Seit dem 20. Februar erhalten die Schülerinnen und Schüler an einem Tag pro Woche die Möglichkeit, sich praktisch in den Werkstattbereichen der Dorstener Arbeit zu erproben. Schulische Inhalte der Fächer Mathematik und Deutsch werden abwechselnd in den Werkstattbereichen „Holz“ und „Küche“ produktions-  und praxisorientiert aufbereitet, um sie erlebbar und sichtbar zu gestalten. Vorbereitet und begleitet werden die Tage jeweils von einem multiprofessionellen Team der Dorstener Arbeit bestehend aus Fachanleitern, Lehrern und Sozialpädagogen. Das Ziel eines jeden Tages ist die Schaffung von konkret greifbaren Produkten und endet mit dem gemeinsamen Mittagessen und der Reflexion des Tages. Die jungen Menschen sollen auf diese Art und Weise motiviert werden, Lust aufs Lernen und auf die Schule soll ihnen vermittelt werden.

Während der gesamten Projektzeit von zunächst drei Jahren wird es regelmäßig einen engen Austausch zwischen den Dorstener Drahtwerken, der Dorstener Arbeit, den Schulen, der Stadtverwaltung und einem pädagogischen Beirat geben, den Margarete Kannengießer, Hans Kratz und Dr. Josef Ulfkotte bilden.
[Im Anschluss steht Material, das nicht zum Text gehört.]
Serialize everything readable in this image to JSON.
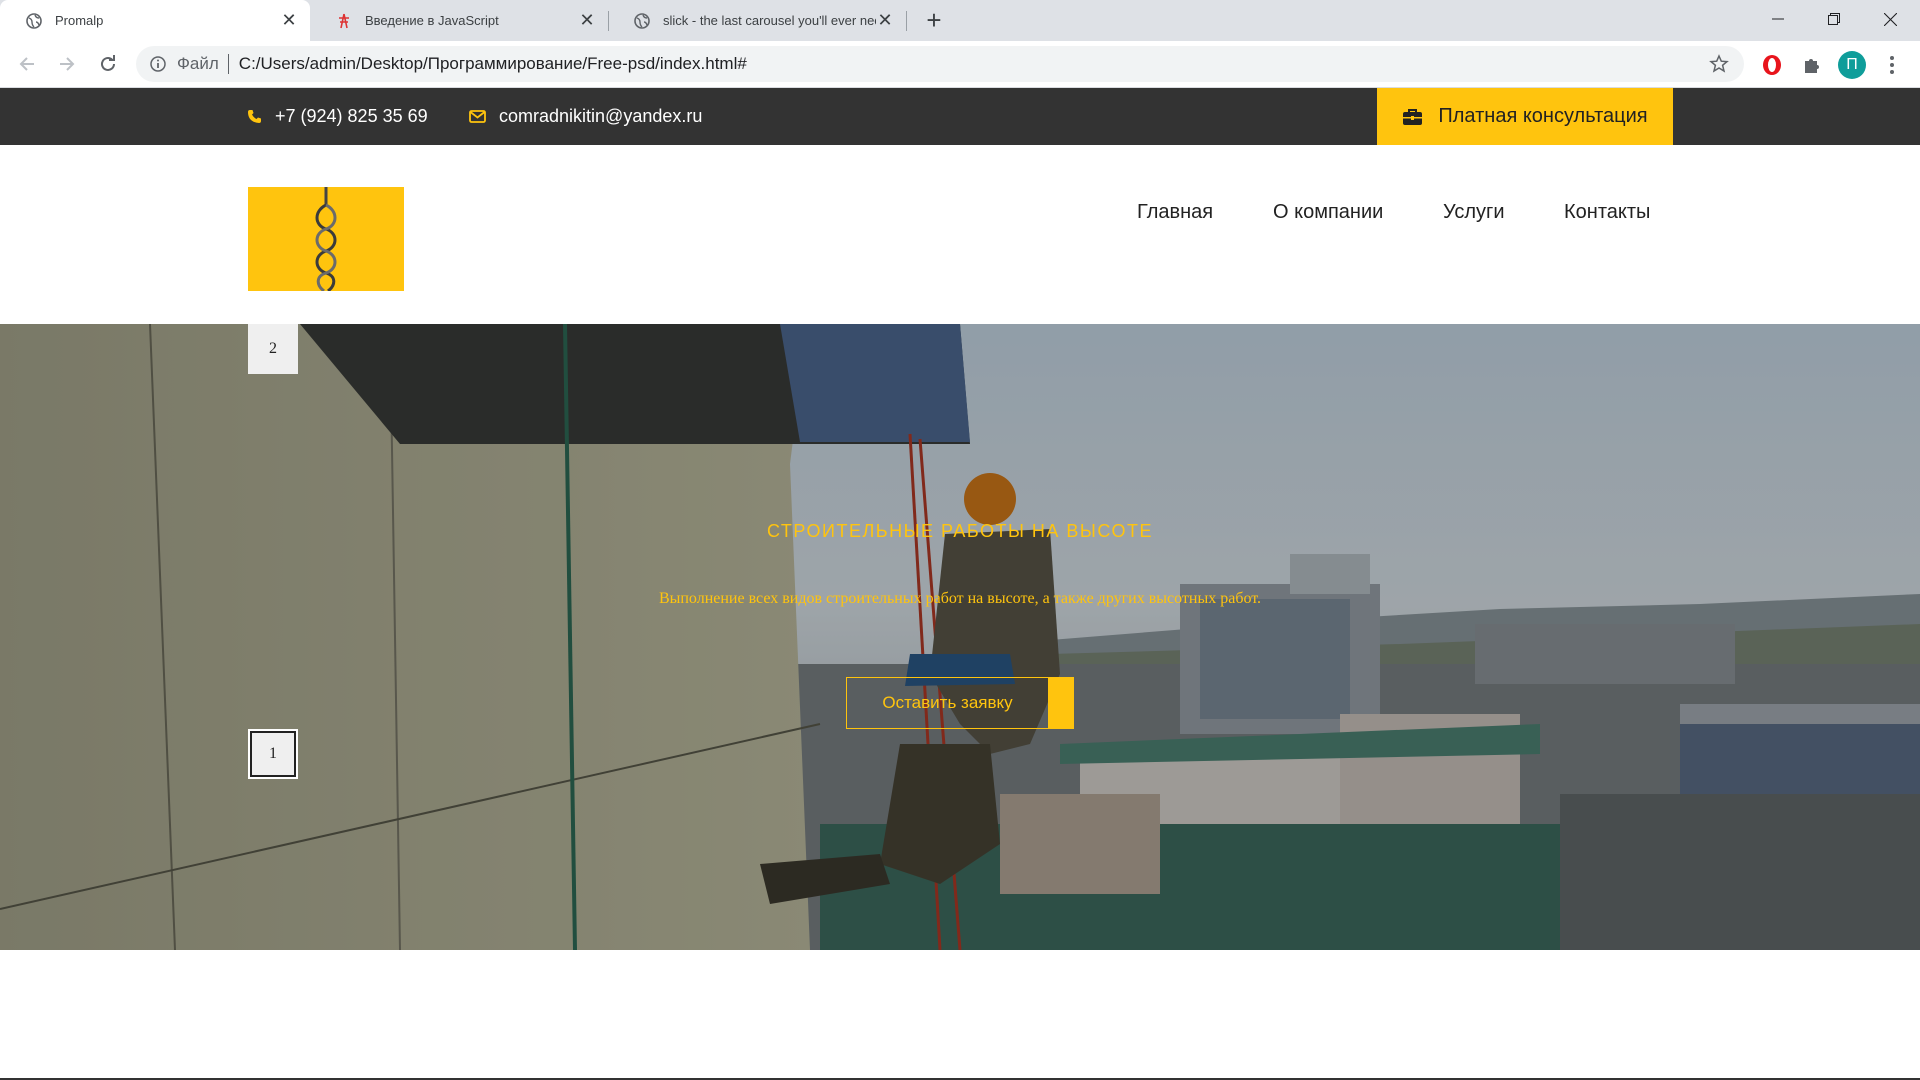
{
  "browser": {
    "tabs": [
      {
        "title": "Promalp",
        "active": true
      },
      {
        "title": "Введение в JavaScript",
        "active": false
      },
      {
        "title": "slick - the last carousel you'll ever need",
        "active": false
      }
    ],
    "omnibox": {
      "scheme_label": "Файл",
      "url": "C:/Users/admin/Desktop/Программирование/Free-psd/index.html#"
    },
    "profile_initial": "П"
  },
  "site": {
    "topbar": {
      "phone": "+7 (924) 825 35 69",
      "email": "comradnikitin@yandex.ru",
      "consult_label": "Платная консультация"
    },
    "nav": [
      "Главная",
      "О компании",
      "Услуги",
      "Контакты"
    ],
    "hero": {
      "title": "СТРОИТЕЛЬНЫЕ РАБОТЫ НА ВЫСОТЕ",
      "subtitle": "Выполнение всех видов строительных работ на высоте, а также других высотных работ.",
      "button_label": "Оставить заявку",
      "dots": [
        "2",
        "1"
      ]
    }
  },
  "colors": {
    "accent": "#ffc40e",
    "topbar_bg": "#333333"
  }
}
Bei der Vorstellung des Projekts im Schulzentrum an der Marler Straße sagte Drahtwerke-Geschäftsführer Volker Tüshaus: „Es ist uns ein hohes Anliegen, in diesem Bereich zu helfen. Schülerinnen und Schüler, die keinen Abschluss schaffen, haben es ganz schwer, auf dem Arbeitsmarkt Fuß zu fassen. Für die Gesellschaft gelten sie als verloren. Das möchten wir aus unserer sozialen Verantwortung heraus zwingend verhindern.“ Rüdiger Tüshaus, ebenfalls Geschäftsführer der Dorstener Drahtwerke, ergänzte: „Mit einem Schulabschluss sind die Schülerinnen und Schüler auch für unsere Bereiche potenzielle Arbeitnehmer.“ Die familiengeführte Unternehmensgruppe mit Sitz in Dorsten beschäftigt weltweit rund 400 Mitarbeiter. An den Standorten an der Marler Straße und im Industriepark Dorsten/Marl sind rund 100 Mitarbeiter tätig. 

Bürgermeister Tobias Stockhoff bedankte sich herzlich bei allen Projektbeteiligten, besonders bei der Familie Tüshaus. „Ich weiß, dass Ihnen eine nachhaltige Förderung der Schülerinnen und Schüler am Herzen liegt. Es geht Ihnen nicht darum, ein Strohfeuer zu entfachen, sondern dass stete Glut entsteht. Es kommt Ihnen darauf an, dass Kinder und Jugendliche eine bessere Perspektive für das Leben haben. Für Ihr Engagement danke ich Ihnen herzlich“, sagte er.

Auch Jürgen Erhardt ist überzeugt von dem neuen Projekt. Der Leiter der Dorstener Arbeit weiß aus seiner langjährigen Erfahrung, dass die Motivation junger Menschen erheblich ansteigt, wenn schulische Inhalte mit praktischen Inhalten kombiniert werden. „Wenn die jungen Menschen die einzigen in ihrer Familie oder in ihrem Freundeskreis sind, die morgens früh aufstehen, um zur Arbeit zu gehen, muss das für sie triftige Gründe haben. Wenn es uns gemeinsam gelingt, sie dahingehend zu einem Umdenken zu bewegen, wird das Projekt Erfolg haben“, sagt er.